Accessing the Internet on the Road: Know Before You Go

Posted by: CK Luther on Friday, February 1st, 2013

Leaving your home or office Internet connection doesn’t always mean that you have to miss important emails or be cut off from Facebook or other social networks. When your Internet service provider (ISP) doesn’t offer roaming access or have coverage in the area where you will be traveling, investigate your options before your trip to make sure you have Internet on the road.

Paid Options

If you are lodged with digitally-challenged friends or staying in a hotel without an Internet connection, plan ahead by preparing to pay for Internet access. Throughout the world, Internet cafes provide reliable connections, often without the need to bring your own device. These servilibrary patronsces fall at the low end of the cost scale for paid Internet on the road, and usually charge by the hour. National copy center chains often have the connection you need for a quick email or two. You’ll also pay by the hour at these locations and should plan to get access during normal business hours.

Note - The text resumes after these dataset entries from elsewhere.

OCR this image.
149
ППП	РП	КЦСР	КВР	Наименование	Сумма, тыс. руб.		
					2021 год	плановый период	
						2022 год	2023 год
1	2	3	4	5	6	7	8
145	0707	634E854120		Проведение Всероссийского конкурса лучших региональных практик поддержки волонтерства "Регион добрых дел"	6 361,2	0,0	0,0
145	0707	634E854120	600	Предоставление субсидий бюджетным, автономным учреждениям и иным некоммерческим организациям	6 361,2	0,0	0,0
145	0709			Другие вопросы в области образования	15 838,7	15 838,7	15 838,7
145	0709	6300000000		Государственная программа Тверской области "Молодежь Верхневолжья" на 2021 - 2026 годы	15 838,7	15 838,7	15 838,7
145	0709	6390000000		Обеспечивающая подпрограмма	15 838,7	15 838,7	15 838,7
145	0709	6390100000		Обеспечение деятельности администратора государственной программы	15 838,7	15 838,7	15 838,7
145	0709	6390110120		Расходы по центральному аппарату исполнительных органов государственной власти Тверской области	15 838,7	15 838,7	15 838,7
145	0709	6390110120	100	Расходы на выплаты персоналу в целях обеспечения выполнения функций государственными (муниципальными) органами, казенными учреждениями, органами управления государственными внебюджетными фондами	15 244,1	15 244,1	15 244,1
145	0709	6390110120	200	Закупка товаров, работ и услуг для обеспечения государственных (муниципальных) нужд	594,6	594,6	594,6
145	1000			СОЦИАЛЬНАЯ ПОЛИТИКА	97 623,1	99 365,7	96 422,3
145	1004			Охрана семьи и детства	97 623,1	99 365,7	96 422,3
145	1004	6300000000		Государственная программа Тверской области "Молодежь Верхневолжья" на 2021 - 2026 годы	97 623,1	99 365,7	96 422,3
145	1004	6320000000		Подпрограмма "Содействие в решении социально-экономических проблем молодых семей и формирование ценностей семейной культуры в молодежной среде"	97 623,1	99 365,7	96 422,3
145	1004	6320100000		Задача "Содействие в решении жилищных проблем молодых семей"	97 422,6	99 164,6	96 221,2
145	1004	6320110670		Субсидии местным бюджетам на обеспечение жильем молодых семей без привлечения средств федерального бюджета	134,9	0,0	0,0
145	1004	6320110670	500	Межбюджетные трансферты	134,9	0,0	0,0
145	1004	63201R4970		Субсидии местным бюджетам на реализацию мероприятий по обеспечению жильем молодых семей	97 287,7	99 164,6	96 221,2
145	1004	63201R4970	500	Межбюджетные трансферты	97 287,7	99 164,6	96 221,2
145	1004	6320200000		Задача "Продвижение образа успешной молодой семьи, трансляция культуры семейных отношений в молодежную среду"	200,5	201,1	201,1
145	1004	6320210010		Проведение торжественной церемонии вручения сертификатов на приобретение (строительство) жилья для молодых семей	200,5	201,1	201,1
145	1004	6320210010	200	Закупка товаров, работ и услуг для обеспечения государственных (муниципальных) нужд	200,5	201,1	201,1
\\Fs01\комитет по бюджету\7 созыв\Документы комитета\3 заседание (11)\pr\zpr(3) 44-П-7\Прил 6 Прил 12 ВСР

Cover your bases by subscribing to a mobile broadband service that covers major metropolitan areas, such as Boingo and CLEAR. Both provide no-contract mobile access. With Boingo, you use your own device. For Clear and similar services, you must buy a USB device or mobile hotspot before your trip.

Free Connections

Depending on your location, a little research can ferret out free Internet access in major North American cities. Get connected at national coffee chains, fast-food outlets and shopping malls for the price of a hamburger and fries or a latte. To avoid getting booted without notice, ask about the location’s usage policies before you stream videos for three hours or transfer large files.

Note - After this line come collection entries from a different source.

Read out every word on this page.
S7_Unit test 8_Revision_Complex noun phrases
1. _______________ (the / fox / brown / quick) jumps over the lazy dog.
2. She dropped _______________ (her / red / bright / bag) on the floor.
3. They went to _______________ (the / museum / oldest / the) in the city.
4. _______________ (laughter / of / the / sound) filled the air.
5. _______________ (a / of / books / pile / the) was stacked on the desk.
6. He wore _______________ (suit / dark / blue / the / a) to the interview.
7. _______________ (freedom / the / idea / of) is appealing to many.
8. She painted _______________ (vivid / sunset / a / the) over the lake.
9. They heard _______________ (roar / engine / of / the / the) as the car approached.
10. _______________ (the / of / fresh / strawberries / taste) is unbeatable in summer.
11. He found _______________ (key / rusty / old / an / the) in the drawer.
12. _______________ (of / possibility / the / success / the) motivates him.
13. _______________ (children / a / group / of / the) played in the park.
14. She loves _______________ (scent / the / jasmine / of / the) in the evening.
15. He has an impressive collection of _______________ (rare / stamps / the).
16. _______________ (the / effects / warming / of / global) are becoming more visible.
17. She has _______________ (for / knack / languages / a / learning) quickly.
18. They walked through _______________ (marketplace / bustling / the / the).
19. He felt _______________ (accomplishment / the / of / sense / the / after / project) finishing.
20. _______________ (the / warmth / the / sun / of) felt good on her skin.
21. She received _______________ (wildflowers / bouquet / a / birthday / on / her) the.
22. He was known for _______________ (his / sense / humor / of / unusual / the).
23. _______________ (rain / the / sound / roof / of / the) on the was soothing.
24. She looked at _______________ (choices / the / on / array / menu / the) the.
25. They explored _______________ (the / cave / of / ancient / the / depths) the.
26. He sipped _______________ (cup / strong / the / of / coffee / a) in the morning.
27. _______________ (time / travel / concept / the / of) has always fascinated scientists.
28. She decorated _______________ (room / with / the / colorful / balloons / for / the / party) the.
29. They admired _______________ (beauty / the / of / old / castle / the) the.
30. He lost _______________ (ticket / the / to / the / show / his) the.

Large cities offer Internet-on-the-road connections, including Wi-Fi in libraries. Other publicly available options include commuter trains and buses. Using this free connection requires that you book a ticket and have the time to travel.

Emergency Wi-Fi

If all else fails and you are really desperate after the library, coffee shop and mall close, find the closest large hospital. Most teaching hospitals and those connected to universities offer free Wi-Fi for patients and visitors. If you don’t have anyone to see at the hospital or don’t want to be around anyone ill, check for a signal in the parking lot closest to the emergency room. If the hospital has a public cafeteria, find it and get connected while you enjoy a healthy hospital cafeteria snack or beverage.

Tethering

Tethering lets your computer or tablet access the Internet on the road through your cellphone. Because every cell service provider has specific policies about tethering, it’s best to ask before you go. Your tethered device uses data from your phone’s data plan, so it also helps to know your plan limits are and what any overage could cost. Read the phone’s manual, and download any software that you might need before you exercise this option.